C’est ici le point crucial d’un dialogue, et la condition même de son inauguration : tous les litiges judéo-arabes peuvent se régler par des négociations aussi longues et difficiles qu’on voudra, mais le point de départ absolu qui doit être accordé comme préalable ne peut faire l’objet d’aucune discussion de fait ou de droit. C’est la reconnaissance réciproque de chacun par chacun comme existence autonome, légitime et libre. Or, Kateb Yacine doit l’admettre : seuls les Arabes ne reconnaissent pas Israël.
Mais Yacine non plus : optant pour une Palestine judéo-arabe, il nie froidement l’existence nationale des Juifs, comme les colons algériens nient froidement l’existence nationale algérienne. Ce faisant, on rend absurde l’idée d’un dialogue qu’on prétend promouvoir. Mais la raison et l’histoire imposeront à tous le poids de la vérité, c’est-à-dire du réel : l’indépendance nationale est une revendication actuellement légitime pour tous ou pour personne.
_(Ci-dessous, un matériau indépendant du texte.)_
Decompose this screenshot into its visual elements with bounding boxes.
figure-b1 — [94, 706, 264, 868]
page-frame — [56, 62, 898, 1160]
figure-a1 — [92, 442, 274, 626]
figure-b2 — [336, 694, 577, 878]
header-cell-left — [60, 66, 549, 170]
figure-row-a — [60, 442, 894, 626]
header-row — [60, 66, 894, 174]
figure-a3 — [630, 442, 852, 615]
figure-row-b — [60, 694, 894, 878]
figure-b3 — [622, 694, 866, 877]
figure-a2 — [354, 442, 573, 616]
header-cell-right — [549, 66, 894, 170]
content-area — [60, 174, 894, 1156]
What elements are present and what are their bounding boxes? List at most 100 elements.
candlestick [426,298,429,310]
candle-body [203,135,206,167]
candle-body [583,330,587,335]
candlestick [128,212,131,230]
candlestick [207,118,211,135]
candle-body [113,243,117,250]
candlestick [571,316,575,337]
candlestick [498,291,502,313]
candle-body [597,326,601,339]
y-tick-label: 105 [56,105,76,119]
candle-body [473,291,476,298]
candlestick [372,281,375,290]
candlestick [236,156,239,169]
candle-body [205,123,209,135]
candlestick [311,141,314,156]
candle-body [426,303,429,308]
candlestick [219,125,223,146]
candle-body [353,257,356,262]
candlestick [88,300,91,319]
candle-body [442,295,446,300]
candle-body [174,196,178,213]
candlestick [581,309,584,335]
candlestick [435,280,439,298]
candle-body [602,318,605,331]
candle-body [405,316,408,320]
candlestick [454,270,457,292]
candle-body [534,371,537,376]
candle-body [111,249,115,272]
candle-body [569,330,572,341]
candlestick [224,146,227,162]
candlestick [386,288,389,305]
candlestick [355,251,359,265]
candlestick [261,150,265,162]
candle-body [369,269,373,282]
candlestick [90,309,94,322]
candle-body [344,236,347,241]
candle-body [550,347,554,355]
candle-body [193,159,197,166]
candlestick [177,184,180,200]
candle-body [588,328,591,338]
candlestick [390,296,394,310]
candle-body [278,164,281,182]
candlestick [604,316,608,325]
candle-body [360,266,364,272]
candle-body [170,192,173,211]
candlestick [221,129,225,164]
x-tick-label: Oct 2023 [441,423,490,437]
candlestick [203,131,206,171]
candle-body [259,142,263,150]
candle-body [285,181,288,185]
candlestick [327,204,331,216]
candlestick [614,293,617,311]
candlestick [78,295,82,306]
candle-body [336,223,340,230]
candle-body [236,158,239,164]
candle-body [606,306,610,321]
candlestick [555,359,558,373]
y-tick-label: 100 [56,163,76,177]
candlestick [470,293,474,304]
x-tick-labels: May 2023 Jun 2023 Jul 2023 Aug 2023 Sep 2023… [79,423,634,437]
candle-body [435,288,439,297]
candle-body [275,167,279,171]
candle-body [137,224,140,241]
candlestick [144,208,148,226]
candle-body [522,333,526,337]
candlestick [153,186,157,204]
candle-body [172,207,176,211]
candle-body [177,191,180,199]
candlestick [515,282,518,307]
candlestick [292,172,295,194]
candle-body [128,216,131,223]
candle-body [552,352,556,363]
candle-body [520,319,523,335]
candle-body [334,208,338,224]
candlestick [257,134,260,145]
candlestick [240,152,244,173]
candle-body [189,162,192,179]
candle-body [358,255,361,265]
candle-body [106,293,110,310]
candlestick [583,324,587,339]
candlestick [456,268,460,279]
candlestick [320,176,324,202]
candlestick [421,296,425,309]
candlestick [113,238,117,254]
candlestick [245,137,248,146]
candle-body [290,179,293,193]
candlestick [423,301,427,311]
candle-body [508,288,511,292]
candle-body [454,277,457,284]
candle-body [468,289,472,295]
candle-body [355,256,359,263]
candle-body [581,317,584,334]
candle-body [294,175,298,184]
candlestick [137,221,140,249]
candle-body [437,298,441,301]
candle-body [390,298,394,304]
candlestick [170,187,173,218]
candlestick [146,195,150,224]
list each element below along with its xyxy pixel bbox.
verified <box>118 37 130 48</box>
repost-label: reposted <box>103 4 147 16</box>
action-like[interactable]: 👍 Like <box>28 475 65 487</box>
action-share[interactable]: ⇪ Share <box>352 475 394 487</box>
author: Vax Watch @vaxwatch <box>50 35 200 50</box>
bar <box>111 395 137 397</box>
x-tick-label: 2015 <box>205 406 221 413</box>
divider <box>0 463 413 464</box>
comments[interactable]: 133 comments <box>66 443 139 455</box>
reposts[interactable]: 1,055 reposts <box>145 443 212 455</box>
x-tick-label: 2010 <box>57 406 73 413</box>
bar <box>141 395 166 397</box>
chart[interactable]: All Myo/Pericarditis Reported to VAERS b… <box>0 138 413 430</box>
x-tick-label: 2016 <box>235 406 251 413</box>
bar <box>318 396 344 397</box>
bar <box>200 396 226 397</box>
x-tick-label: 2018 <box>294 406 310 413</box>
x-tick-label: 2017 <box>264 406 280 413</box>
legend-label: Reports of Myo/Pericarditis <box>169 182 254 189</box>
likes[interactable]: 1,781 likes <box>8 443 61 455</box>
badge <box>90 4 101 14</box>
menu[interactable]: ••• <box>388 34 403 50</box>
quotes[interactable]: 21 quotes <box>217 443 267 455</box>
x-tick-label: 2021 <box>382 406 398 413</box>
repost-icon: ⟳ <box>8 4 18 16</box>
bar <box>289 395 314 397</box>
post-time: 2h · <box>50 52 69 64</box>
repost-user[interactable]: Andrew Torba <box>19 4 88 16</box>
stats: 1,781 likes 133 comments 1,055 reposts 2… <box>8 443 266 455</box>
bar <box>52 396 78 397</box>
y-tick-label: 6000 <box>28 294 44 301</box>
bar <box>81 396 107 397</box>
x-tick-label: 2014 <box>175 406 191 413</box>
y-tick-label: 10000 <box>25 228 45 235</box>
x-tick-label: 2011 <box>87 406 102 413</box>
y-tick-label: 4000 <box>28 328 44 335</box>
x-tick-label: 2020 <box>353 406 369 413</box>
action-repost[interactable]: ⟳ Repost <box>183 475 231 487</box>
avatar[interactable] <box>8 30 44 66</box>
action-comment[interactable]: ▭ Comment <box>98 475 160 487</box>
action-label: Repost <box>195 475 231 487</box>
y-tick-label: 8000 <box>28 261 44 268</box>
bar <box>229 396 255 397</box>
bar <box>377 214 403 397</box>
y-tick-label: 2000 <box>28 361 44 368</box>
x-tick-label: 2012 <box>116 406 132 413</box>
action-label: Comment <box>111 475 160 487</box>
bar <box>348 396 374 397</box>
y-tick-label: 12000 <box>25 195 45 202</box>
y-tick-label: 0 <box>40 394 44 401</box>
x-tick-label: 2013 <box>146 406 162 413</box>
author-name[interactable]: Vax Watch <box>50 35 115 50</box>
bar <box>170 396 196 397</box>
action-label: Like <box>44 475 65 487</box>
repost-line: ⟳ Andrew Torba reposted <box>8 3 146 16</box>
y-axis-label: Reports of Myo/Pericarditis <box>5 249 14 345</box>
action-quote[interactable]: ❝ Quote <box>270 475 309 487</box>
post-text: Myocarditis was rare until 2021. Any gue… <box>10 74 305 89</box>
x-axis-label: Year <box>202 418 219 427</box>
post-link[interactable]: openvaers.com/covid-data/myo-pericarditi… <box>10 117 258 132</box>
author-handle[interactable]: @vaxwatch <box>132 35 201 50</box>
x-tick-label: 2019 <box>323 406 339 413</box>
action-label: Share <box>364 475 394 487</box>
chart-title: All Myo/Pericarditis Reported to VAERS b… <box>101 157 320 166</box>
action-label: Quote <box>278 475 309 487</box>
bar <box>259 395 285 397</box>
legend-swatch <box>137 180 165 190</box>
Cette condition préjudicielle admise de part et d’autre (les Arabes restent les seuls à devoir encore s’y plier) on peut raisonnablement espérer que les forces populaires finiront par imposer le dialogue diplomatique qui permettra de préparer le traité de paix qu’Israël propose en vain, et le dialogue économique qui permettra au Moyen-Orient tout entier de se moderniser et de se développer. C’est non seulement l’existence d’Israël qui est en jeu, mais aussi le niveau de vie des misérables fellahs arabes. Toutes les forces de gauche en Israël en sont conscientes : il reste à l’opinion arabe un gros travail à faire pour comprendre que, au Moyen-Orient la paix et le progrès social sont liés non pas à la victoire démagogique de l’U.R.S.S. ou des U.S.A., mais à la reconnaissance d’Israël comme Etat réel et légitime. C’est, en tout cas, le moins qu’on puisse attendre de la générosité lucide d’un écrivain de gauche.
Robert MISRAHI.
Agrégé de l’Université, Stagiaire de Recherches philosophiques au C.N.R.S. ; Membre du Bureau du Cercle Bernard-Lazare ; Membre du Bureau du Comité d’Action des Intellectuels pour la fin de la guerre en Algérie.